Plan sponsors have a clear legal obligation to monitor the quality of investments offered to retirement investors in 401(k) plans.
While that part of fiduciaries' obligations is indisputable, a small body of academic research on what happens when an investment option is removed in favor of another has shown that the new funds fail to outperform, and sometimes underperform, the removed funds.
One paper, published in the Journal of Finance in 2016, found no evidence that consultants' recommendations to replace investments resulted in added value to plan sponsors and investors in retirement plans.
Or in other words, action taken from the legal obligation to monitor fund lineups did not result in better savings outcomes.
But new research from Morningstar is pushing back on the idea that investment menus are best served with a set-it-and-forget-it design.
Like previous research, Morningstar found that the decision to replace a fund is largely based on comparisons of five-year historical performance.
But unlike previous research, Morningstar found that replacement funds go on to outperform the replaced funds over the ensuing one and three-year time periods after the switch.

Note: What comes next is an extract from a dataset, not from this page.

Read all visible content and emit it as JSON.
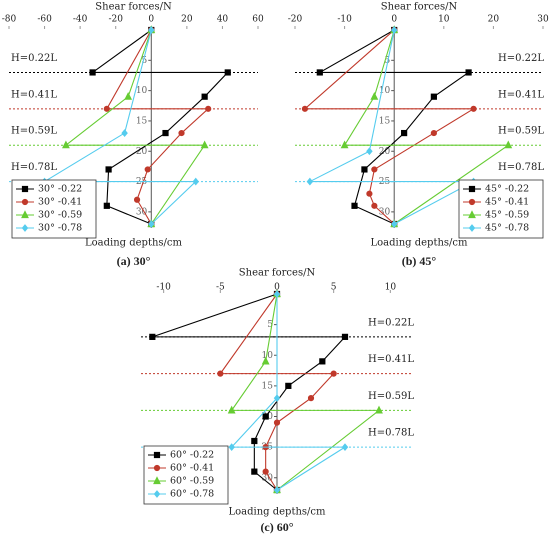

Plan monitoring not a futile exercise
"We think the breadth of our analysis is unmatched compared to the other research," said Jim Licato, vice president, product management for Morningstar Investment Management, which houses the firm's advisory services unit.

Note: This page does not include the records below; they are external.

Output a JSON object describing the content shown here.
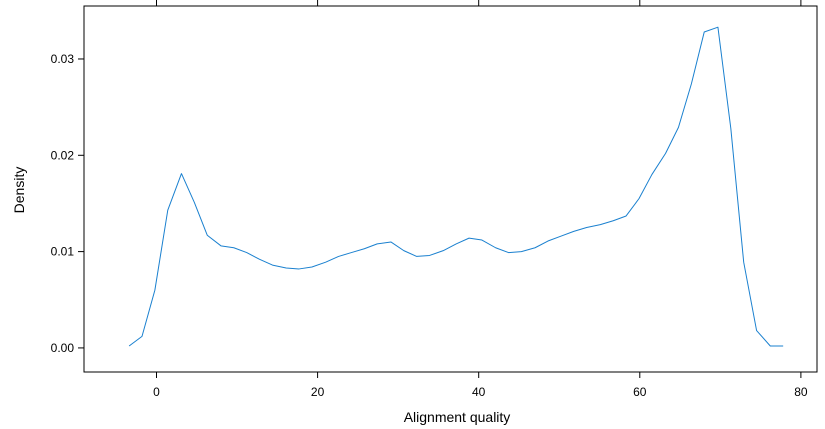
{
  "chart_data": {
    "type": "line",
    "title": "",
    "xlabel": "Alignment quality",
    "ylabel": "Density",
    "xlim": [
      -9,
      82
    ],
    "ylim": [
      -0.0025,
      0.0355
    ],
    "xticks": [
      0,
      20,
      40,
      60,
      80
    ],
    "yticks": [
      0.0,
      0.01,
      0.02,
      0.03
    ],
    "xtick_labels": [
      "0",
      "20",
      "40",
      "60",
      "80"
    ],
    "ytick_labels": [
      "0.00",
      "0.01",
      "0.02",
      "0.03"
    ],
    "grid": false,
    "colors": {
      "line": "#1a80cf",
      "axis": "#000000"
    },
    "series": [
      {
        "x": [
          -3.4,
          -1.8,
          -0.2,
          1.4,
          3.1,
          4.7,
          6.3,
          8.0,
          9.6,
          11.2,
          12.8,
          14.4,
          16.1,
          17.7,
          19.3,
          21.0,
          22.6,
          24.2,
          25.8,
          27.4,
          29.1,
          30.7,
          32.3,
          33.9,
          35.6,
          37.2,
          38.8,
          40.4,
          42.1,
          43.7,
          45.3,
          47.0,
          48.6,
          50.2,
          51.8,
          53.4,
          55.1,
          56.7,
          58.3,
          59.9,
          61.5,
          63.2,
          64.8,
          66.4,
          68.0,
          69.7,
          71.3,
          72.9,
          74.5,
          76.2,
          77.8
        ],
        "y": [
          0.0002,
          0.0012,
          0.006,
          0.0143,
          0.0181,
          0.0151,
          0.0117,
          0.0106,
          0.0104,
          0.0099,
          0.0092,
          0.0086,
          0.0083,
          0.0082,
          0.0084,
          0.0089,
          0.0095,
          0.0099,
          0.0103,
          0.0108,
          0.011,
          0.0101,
          0.0095,
          0.0096,
          0.0101,
          0.0108,
          0.0114,
          0.0112,
          0.0104,
          0.0099,
          0.01,
          0.0104,
          0.0111,
          0.0116,
          0.0121,
          0.0125,
          0.0128,
          0.0132,
          0.0137,
          0.0155,
          0.018,
          0.0202,
          0.0229,
          0.0274,
          0.0328,
          0.0333,
          0.0228,
          0.0089,
          0.0018,
          0.0002,
          0.0002
        ]
      }
    ]
  }
}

Licato, David Blanchett, head of retirement research at Morningstar, and Michael Finke, a CFA with the American College of Financial Services, tapped Morningstar's managed account platform to analyze nearly 3,500 fund replacements in 678 defined contribution plans over an eight-year period beginning in 2010.
Prior research was based on significantly smaller data sets; one 2007 study that found no performance improvement in replacement funds was based on a sample of 45 deleted investment options.
Morningstar's analysis compared funds within the same investment style of three investment categories: equity, bond, and allocation funds that blend both.
Not surprisingly, the replacement funds tended to have lower expense ratios than the replaced funds, better historical returns, and overall higher ratings from Morningstar.